Why can't you add a coefficient before the logarithm base change rule?

Question

Why is it that the rule $$ \log_b(x) \ = \ \frac{\log_c(x)}{\log_c(b)} \ $$ (the logarithm base change rule) is true but $$ \ a \log_b(x) \ = \ \frac{a \log_c(x) }{ a \log_c(b) } \ $$ isn't?

For example why does the equation, $$ \log_{49} 3 \ = \ \frac{\log 49 }{ \log 3 \ } $$ work but $$ \ 4 \log_{49} 3 \ = \ \frac{4 \log 49 }{ 4 \log 3} $$ does not?

All you are doing is multiplying the logarithm by a term, and still multiplying each part by it when "splitting the logarithm up."
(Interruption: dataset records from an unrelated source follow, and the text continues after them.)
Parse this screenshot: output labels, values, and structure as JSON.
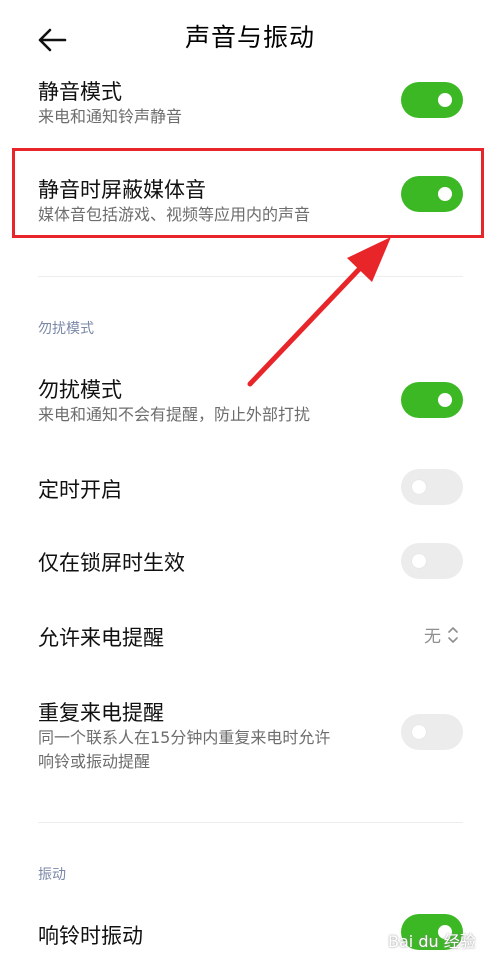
{
  "header": {
    "title": "声音与振动",
    "back_icon": "arrow-left-icon"
  },
  "rows": {
    "silent_mode": {
      "title": "静音模式",
      "desc": "来电和通知铃声静音",
      "on": true
    },
    "mute_media": {
      "title": "静音时屏蔽媒体音",
      "desc": "媒体音包括游戏、视频等应用内的声音",
      "on": true
    },
    "dnd_mode": {
      "title": "勿扰模式",
      "desc": "来电和通知不会有提醒，防止外部打扰",
      "on": true
    },
    "scheduled": {
      "title": "定时开启",
      "on": false
    },
    "lockscreen_only": {
      "title": "仅在锁屏时生效",
      "on": false
    },
    "allow_calls": {
      "title": "允许来电提醒",
      "value": "无"
    },
    "repeat_calls": {
      "title": "重复来电提醒",
      "desc_line1": "同一个联系人在15分钟内重复来电时允许",
      "desc_line2": "响铃或振动提醒",
      "on": false
    },
    "vibrate_ring": {
      "title": "响铃时振动",
      "on": true
    }
  },
  "sections": {
    "dnd": "勿扰模式",
    "vibration": "振动"
  },
  "colors": {
    "toggle_on": "#3cb824",
    "toggle_off": "#ececec",
    "highlight": "#e8262a",
    "section_label": "#7a88a8"
  },
  "watermark": {
    "text": "Bai du 经验"
  }
}
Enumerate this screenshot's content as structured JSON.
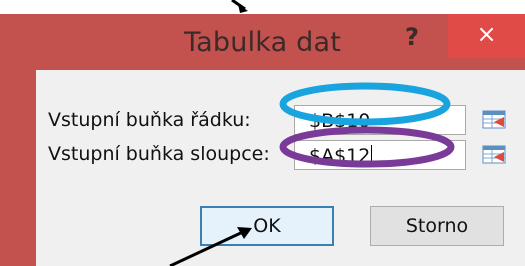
{
  "dialog": {
    "title": "Tabulka dat",
    "help_label": "?",
    "close_label": "×"
  },
  "row_input": {
    "label": "Vstupní buňka řádku:",
    "value": "$B$10"
  },
  "column_input": {
    "label": "Vstupní buňka sloupce:",
    "value": "$A$12"
  },
  "buttons": {
    "ok_label": "OK",
    "cancel_label": "Storno"
  },
  "annotations": {
    "row_highlight_color": "#19a4e0",
    "column_highlight_color": "#7a3a97"
  }
}
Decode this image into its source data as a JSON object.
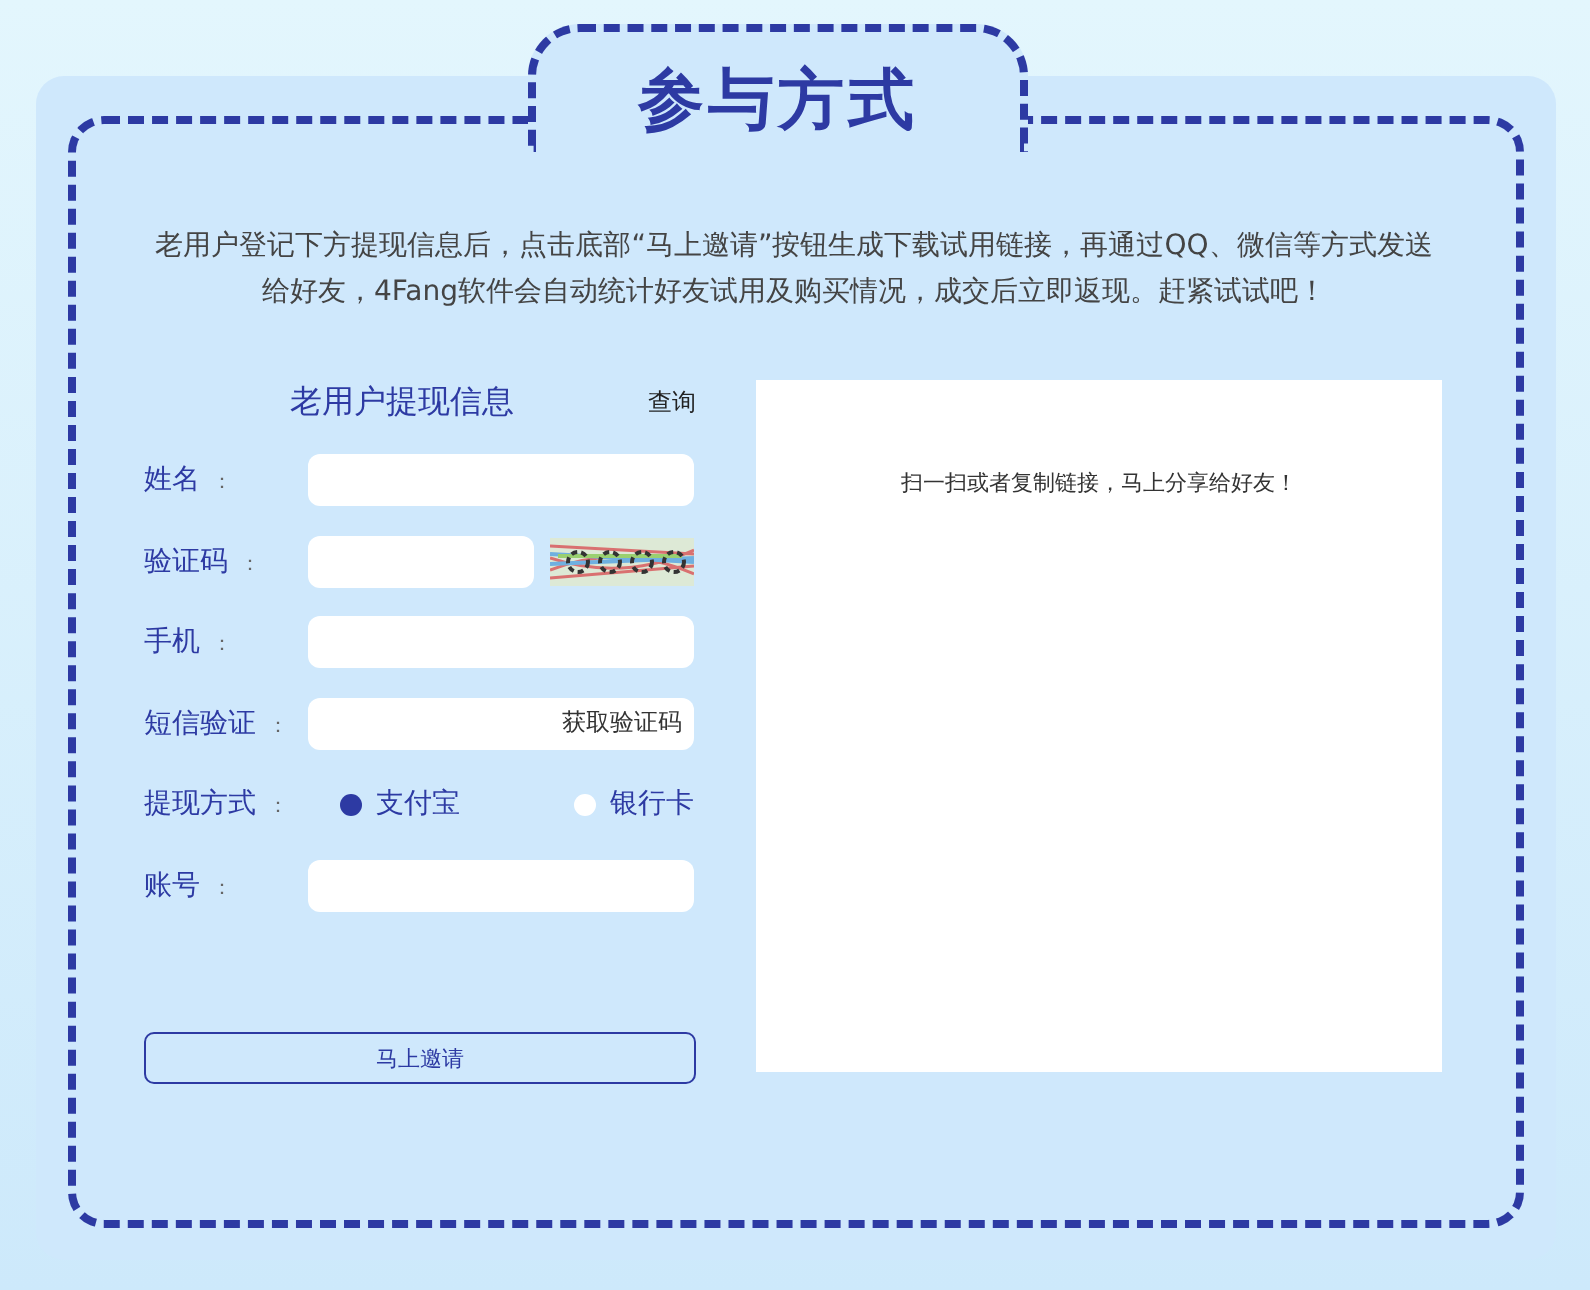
{
  "title": "参与方式",
  "intro": "老用户登记下方提现信息后，点击底部“马上邀请”按钮生成下载试用链接，再通过QQ、微信等方式发送给好友，4Fang软件会自动统计好友试用及购买情况，成交后立即返现。赶紧试试吧！",
  "form": {
    "heading": "老用户提现信息",
    "query_link": "查询",
    "fields": [
      {
        "kind": "text",
        "label": "姓名",
        "colon": "："
      },
      {
        "kind": "captcha",
        "label": "验证码",
        "colon": "："
      },
      {
        "kind": "text",
        "label": "手机",
        "colon": "："
      },
      {
        "kind": "sms",
        "label": "短信验证",
        "colon": "：",
        "button": "获取验证码"
      },
      {
        "kind": "radio",
        "label": "提现方式",
        "colon": "：",
        "options": [
          {
            "label": "支付宝",
            "selected": true
          },
          {
            "label": "银行卡",
            "selected": false
          }
        ]
      },
      {
        "kind": "text",
        "label": "账号",
        "colon": "："
      }
    ],
    "submit": "马上邀请"
  },
  "share_panel": {
    "text": "扫一扫或者复制链接，马上分享给好友！"
  }
}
P.S. If the answer could be explained in somewhat simple terms it would be appreciated. I'm not like a math major or anything. :)

Answer 1

You have $$\log_b(x) = \frac{\log_c(x)}{\log_c(b)}.$$

Multiplying on both sides by $a$ gives

$$\begin{align} a\log_b(x) &= a\left(\frac{\log_c(x)}{\log_c(b)}\right)\\ &= \frac a1\left(\frac{\log_c(x)}{\log_c(b)}\right)\\ &= \frac{a\log_c(x)}{\log_c(b)}. \end{align}$$

Your mistake was to multiply on the left by $a$ but on the right by $\frac aa$, which is equal to $1$.

Answer 2

you can only write $a\log_bx=\frac {a\log_cx}{\log_c b}$ for $a\ne 0$

Answer 3

Let me explain it using the logarithmic rules:

Since $$ \log_b(x) = \frac{\log_c(x)}{\log_c(b)}\qquad\text{ and }\qquad a\log_b(x^a)$$ we have $$ a\log_b(x) =\log_b(x^a) = \frac{\log_c(x^a)}{\log_c(b)}=\frac{a\log_c(x)}{\log_c(b)} $$ So, $a$ is a coefficient only of the numerator.